神保 それで、日本政府としては、地元沖縄とアメリカ政府が共に推す案に反対できるはずがなかったと。

守屋 そうです。陸上案を断念してからも、米国との間でL字案で合意するまでに、名護市と沖縄県とV字案で合意し、基地の新設にならず、きれいな海を壊さない、妨害活動を排除できることを確保するために大変な交渉がありました。ちなみに、L字案は130ヘクタールの広さを要し、埋め立て面積は105ヘクタール。V字案は205ヘクタールの広さを要し、埋め立て面積は150ヘクタールに及びます。

神保 そして日本政府は、ベストであると考えていたキャンプ・シュワブ陸上案を捨て、困難が伴うことを知りながら、沖縄県の政財界とアメリカ政府が推す辺野古沖案を最終合意案としたんですね。
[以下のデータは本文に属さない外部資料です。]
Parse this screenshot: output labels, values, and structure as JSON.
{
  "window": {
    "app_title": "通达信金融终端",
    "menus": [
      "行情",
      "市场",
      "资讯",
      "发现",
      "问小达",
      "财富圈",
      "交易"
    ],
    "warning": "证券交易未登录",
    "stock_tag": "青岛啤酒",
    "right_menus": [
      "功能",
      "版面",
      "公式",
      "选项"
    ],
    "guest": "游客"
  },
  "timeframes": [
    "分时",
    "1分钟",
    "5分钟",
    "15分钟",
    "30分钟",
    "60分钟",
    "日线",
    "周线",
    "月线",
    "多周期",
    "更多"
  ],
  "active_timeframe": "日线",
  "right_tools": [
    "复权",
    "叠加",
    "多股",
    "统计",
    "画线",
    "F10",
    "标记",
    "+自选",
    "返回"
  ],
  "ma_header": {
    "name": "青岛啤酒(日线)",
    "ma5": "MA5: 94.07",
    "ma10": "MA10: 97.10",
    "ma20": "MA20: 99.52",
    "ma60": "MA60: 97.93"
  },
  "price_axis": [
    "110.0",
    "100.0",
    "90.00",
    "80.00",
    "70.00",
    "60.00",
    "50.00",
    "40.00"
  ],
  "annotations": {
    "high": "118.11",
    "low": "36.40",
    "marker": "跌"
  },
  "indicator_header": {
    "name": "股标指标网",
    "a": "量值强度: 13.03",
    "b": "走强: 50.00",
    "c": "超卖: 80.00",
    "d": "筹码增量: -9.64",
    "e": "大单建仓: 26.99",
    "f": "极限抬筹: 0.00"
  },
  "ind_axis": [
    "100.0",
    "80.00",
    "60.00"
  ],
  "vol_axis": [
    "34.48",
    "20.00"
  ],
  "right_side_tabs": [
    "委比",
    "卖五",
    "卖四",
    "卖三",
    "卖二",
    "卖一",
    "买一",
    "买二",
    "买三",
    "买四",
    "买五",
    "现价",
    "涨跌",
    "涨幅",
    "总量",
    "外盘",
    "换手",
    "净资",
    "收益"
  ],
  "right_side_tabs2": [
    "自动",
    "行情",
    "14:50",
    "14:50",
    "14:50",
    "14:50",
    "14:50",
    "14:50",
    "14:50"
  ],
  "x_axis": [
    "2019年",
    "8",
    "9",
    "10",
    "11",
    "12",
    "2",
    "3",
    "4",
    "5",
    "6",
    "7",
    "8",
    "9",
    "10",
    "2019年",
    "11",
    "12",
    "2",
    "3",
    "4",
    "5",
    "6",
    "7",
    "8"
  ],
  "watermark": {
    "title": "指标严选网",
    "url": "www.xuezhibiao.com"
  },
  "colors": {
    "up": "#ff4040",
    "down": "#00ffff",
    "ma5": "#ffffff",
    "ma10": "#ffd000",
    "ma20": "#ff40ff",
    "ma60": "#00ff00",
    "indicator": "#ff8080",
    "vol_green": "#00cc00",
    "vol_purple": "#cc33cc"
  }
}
宮台 印象的なのは、地元からの強いコミットメントがあって出てきたアイディアが辺野古沖案だったことです。米国政府や日本政府が率先して提案したアイディアではなかったんですね。守屋さんのおっしゃる経緯からみる限り、「米軍が66年に立案したとされる辺野古軍港化構想に固執し続けた」という話ではなかったことになります。

神保 守屋さんには失礼ですが、政府が沖縄に手玉に取られたといえるのでは?

守屋 確かにそうでしょう(苦笑)。沖縄の政・財・官界の人々が結束して、本土の政・財・官界、マスコミに対して「浅瀬案だったら、沖縄はのむ」という一大オペレーションが行われたのです。

神保 こうした経緯を踏まえて考えると、民主党が掲げた「県外移設」という案は、いささか唐突だった感じがしますね。

守屋 しかし、問題は自民党にもあったと思います。06年、額賀福志郎防衛長官が島袋吉和名護市長と基本合意書を、稲嶺知事と基本確認書をそれぞれ署名して交わし、普天間飛行場の移設先について、キャンプ・シュワブV字案で合意しました。ですが知事は、直後の記者会見で、不誠実にも「合意はしていない」と主張しました。基本確認書には「日米が合意した政府案を基本として対応することに合意する」という文言があり、それを記した文書に知事が署名までしているのですから、私はその場で知事に訂正発言させることを大臣に進言しましたが、額賀さんは「まあ、いいよ。確認書は取っているのだから」と、見逃してしまったのです。するとその後、次の仲井眞弘多知事も島袋吉和名護市長も、沖合に100550メートル滑走路の設置という修正案を主張し始めた。驚くべきことに、沖縄問題に影響力のある自民党の大物議員だけでなく、各省も財界もマスコミも沖縄の考えを支持し、「V字案を修正してくれ」と主張したのです。